Smith scrubs his clean-shaven jaw. “I have to talk to the Walker brothers. Who was the client you were investigating?”

Aaron shakes his head. “I need to meet your bosses before I give you anything. I’m not risking the people Ashley cares about getting hurt because I named a name to the wrong people.”

Smith scowls. “How do I reach you?”

“You don’t. We’ll reach you.” Aaron stands up and takes me with him. “You have twelve hours and then we leave the city.” Aaron pulls me around the table and doesn’t stop. He’s a bulldozer, driving me forward and through the restaurant.

We exit to the streets, and he holds me close, cutting right. “Don’t look. Man in the leather jacket by the pole. He’s a problem.”

“What does that mean?”

“It means he’s not your friend’s friend.” We cut down a side street, and my heart is suddenly racing, adrenaline pumping.

“What are we doing?”

“Finding out what he wants.” Aaron turns right to a main street again and stops at a bagel shop. “Go inside.
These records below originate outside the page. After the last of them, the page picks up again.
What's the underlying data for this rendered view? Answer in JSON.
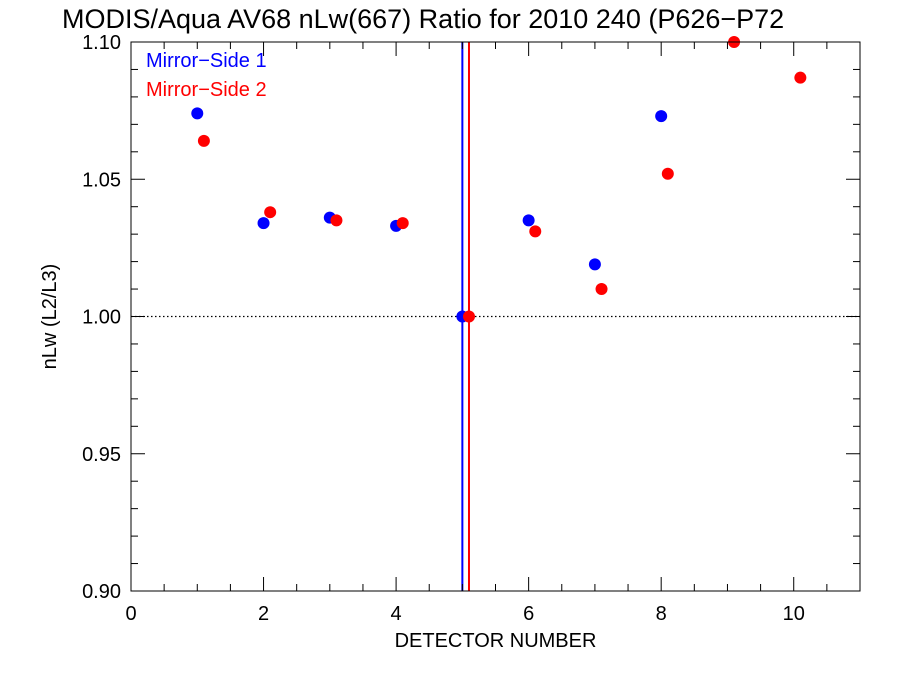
{
  "chart_data": {
    "type": "scatter",
    "title": "MODIS/Aqua AV68 nLw(667) Ratio for 2010 240 (P626−P72",
    "xlabel": "DETECTOR NUMBER",
    "ylabel": "nLw (L2/L3)",
    "xlim": [
      0,
      11
    ],
    "ylim": [
      0.9,
      1.1
    ],
    "x_ticks": [
      0,
      2,
      4,
      6,
      8,
      10
    ],
    "x_tick_labels": [
      "0",
      "2",
      "4",
      "6",
      "8",
      "10"
    ],
    "y_ticks": [
      0.9,
      0.95,
      1.0,
      1.05,
      1.1
    ],
    "y_tick_labels": [
      "0.90",
      "0.95",
      "1.00",
      "1.05",
      "1.10"
    ],
    "x_minor_step": 0.5,
    "y_minor_step": 0.01,
    "reference_line": {
      "y": 1.0,
      "style": "dotted"
    },
    "vertical_lines": [
      {
        "x": 5.0,
        "color": "#0000ff"
      },
      {
        "x": 5.1,
        "color": "#ff0000"
      }
    ],
    "legend_position": "top-left",
    "grid": false,
    "series": [
      {
        "name": "Mirror−Side 1",
        "color": "#0000ff",
        "x": [
          1,
          2,
          3,
          4,
          5,
          6,
          7,
          8
        ],
        "y": [
          1.074,
          1.034,
          1.036,
          1.033,
          1.0,
          1.035,
          1.019,
          1.073
        ]
      },
      {
        "name": "Mirror−Side 2",
        "color": "#ff0000",
        "x": [
          1.1,
          2.1,
          3.1,
          4.1,
          5.1,
          6.1,
          7.1,
          8.1,
          9.1,
          10.1
        ],
        "y": [
          1.064,
          1.038,
          1.035,
          1.034,
          1.0,
          1.031,
          1.01,
          1.052,
          1.1,
          1.087
        ]
      }
    ]
  }
}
Wait on me.”

“No, I—”

He kisses me. “Do as I say. Now. This is how you stay alive. You listen. You let me do what I do.”

I swallow hard, and because I have no choice, I enter the bagel shop and pray Aaron comes back alive. I walk to the back of the shop and sit down. A few seconds later, Smith walks in. I rush to him. “Someone was following us. Please. Go help Aaron.”

“I know someone was following you,” he says. “And no. I’m not going to help Aaron.”